Similarly, Solnit relates tales of settlers (Mary Jemison, Cynthia Ann Parker) captured, then adopted by Native American tribes who embraced new languages and customs, married, gave birth and refused to return to their own culture. While such captives did not voluntarily leap into a void, they did not fight it, earning for themselves new skills, self-reliance and interior freedom.
Among Solnit’s many leaps are considerations of explorers (Columbus, Daniel Boone, Lewis and Clark); Greek goddesses and philosophers (Demeter, Persephone; Meno, Plato); writers (Dante, Cather, Djuna Barnes, Virginia Woolf, F. Scott Fitzgerald); naturalists (Henry David Thoreau, an obvious Solnit mentor); songwriters and singers (Patsy Cline, Hank Williams, Tanya Tucker, Joy Division); films (Alfred Hitchcock’s Vertigo), and far-flung locales (Africa, Bolivia, San Francisco and New York City’s Chelsea Piers). If not breathless after reading this tiny sampling of Solnit’s terrain, readers will be soon after embarking on her trail. French artist Yves Klein’s obsession with the void, symbolized by flight, levitation and the color blue, figure prominently in Solnit’s consciousness. Of the nine chapters in Field Guide, four are titled “The Blue of Distance,” and these serve as interludes for the others.
Throughout Field Guide, Solnit urges readers to move beyond what they know and what they know they don’t know until they touch the vast terra incognita outside their awareness. To even begin to confront these murky waters feels like stumbling through Dante’s shadowy realms. At times, readers might feel hopelessly adrift but then Solnit weights each of her lofty escapes to a critical concern for humanity and the planet. For those ready to follow Solnit and her spiritual kinfolk, be assured that this journey’s guide has an admirable internal GPS system.

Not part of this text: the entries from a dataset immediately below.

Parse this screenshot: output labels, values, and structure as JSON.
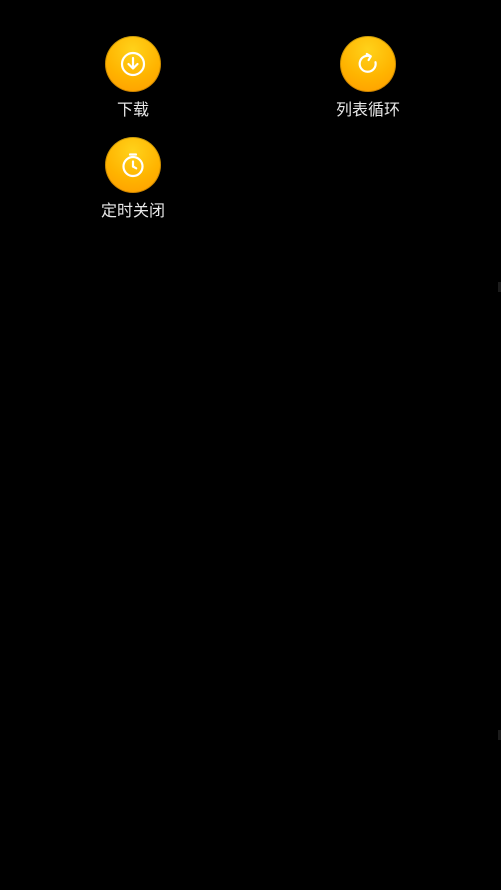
{
  "actions": {
    "download": {
      "label": "下载",
      "icon": "download-icon"
    },
    "loop": {
      "label": "列表循环",
      "icon": "loop-icon"
    },
    "timer": {
      "label": "定时关闭",
      "icon": "timer-icon"
    }
  },
  "colors": {
    "background": "#000000",
    "accent": "#ffb400",
    "label": "#e8e8e8"
  }
}
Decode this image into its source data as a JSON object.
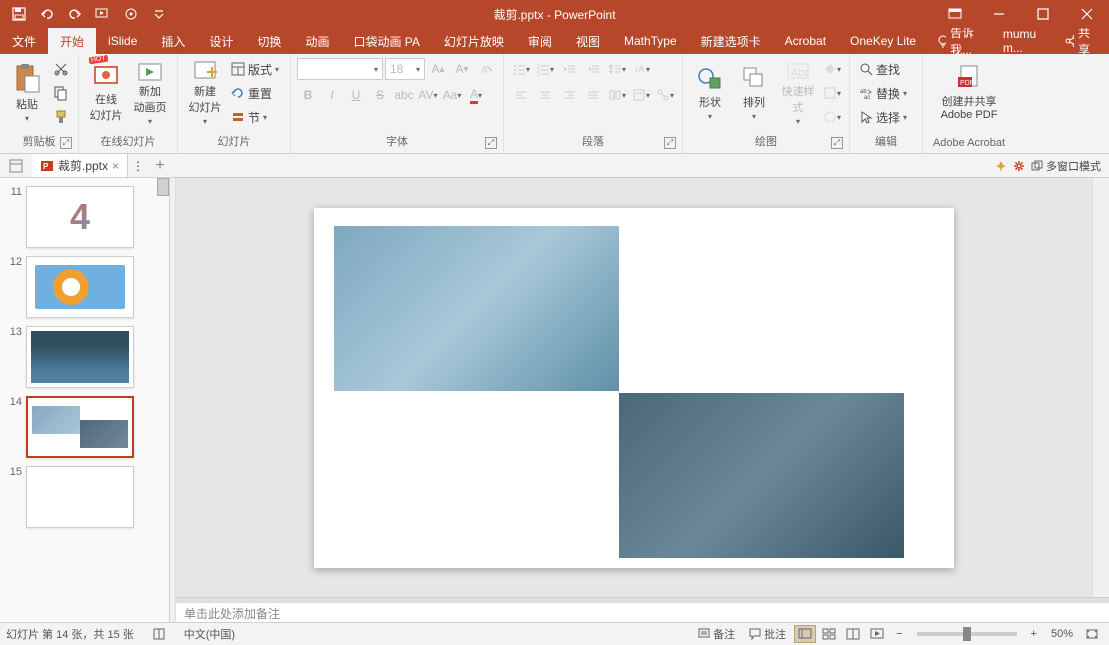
{
  "title_bar": {
    "document_title": "裁剪.pptx - PowerPoint"
  },
  "tabs": {
    "file": "文件",
    "home": "开始",
    "islide": "iSlide",
    "insert": "插入",
    "design": "设计",
    "transitions": "切换",
    "animations": "动画",
    "pocket_anim": "口袋动画 PA",
    "slideshow": "幻灯片放映",
    "review": "审阅",
    "view": "视图",
    "mathtype": "MathType",
    "new_tab": "新建选项卡",
    "acrobat": "Acrobat",
    "onekey": "OneKey Lite",
    "tell_me": "告诉我...",
    "user": "mumu m...",
    "share": "共享"
  },
  "ribbon": {
    "clipboard": {
      "paste": "粘贴",
      "label": "剪贴板"
    },
    "online_slides": {
      "online": "在线\n幻灯片",
      "new_anim": "新加\n动画页",
      "label": "在线幻灯片"
    },
    "slides": {
      "new_slide": "新建\n幻灯片",
      "layout": "版式",
      "reset": "重置",
      "section": "节",
      "label": "幻灯片"
    },
    "font": {
      "name_placeholder": "",
      "size": "18",
      "label": "字体"
    },
    "paragraph": {
      "label": "段落"
    },
    "drawing": {
      "shapes": "形状",
      "arrange": "排列",
      "quick_styles": "快速样式",
      "label": "绘图"
    },
    "editing": {
      "find": "查找",
      "replace": "替换",
      "select": "选择",
      "label": "编辑"
    },
    "adobe": {
      "create_share": "创建并共享\nAdobe PDF",
      "label": "Adobe Acrobat"
    }
  },
  "doc_tabs": {
    "tab1": "裁剪.pptx",
    "multiwindow": "多窗口模式"
  },
  "thumbnails": [
    {
      "num": "11"
    },
    {
      "num": "12"
    },
    {
      "num": "13"
    },
    {
      "num": "14"
    },
    {
      "num": "15"
    }
  ],
  "notes": {
    "placeholder": "单击此处添加备注"
  },
  "status": {
    "slide_info": "幻灯片 第 14 张，共 15 张",
    "language": "中文(中国)",
    "notes_btn": "备注",
    "comments_btn": "批注",
    "zoom_level": "50%"
  }
}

1 In an interview in Believer magazine (http://www.believermag.com/issues/200909/?read=interview_solnit), Solnit stated her conviction: “In a divided culture, being undivided and synthesizing and connecting across broad areas can be an act of resistance, just as being slow—as in doing things deliberately, walking or biking or cooking from scratch or gardening or sitting around and swapping stories, not being dilatory or sluggish—in a sped-up culture is an act of resistance akin to the work slowdowns that were one form of factory strike.”
2 Solnit’s backlist includes Hollow City (2001), River of Shadows: Eadweard Muybridge and the Technological Wild West (2003), Hope in the Dark: Untold Histories, Wild Possibilities (2004), Storming the Gates of Paradise: Landscapes for Politics (2007), and her most recent A Paradise Built in Hell: The Extraordinary Communities that Arise in Disaster (2009).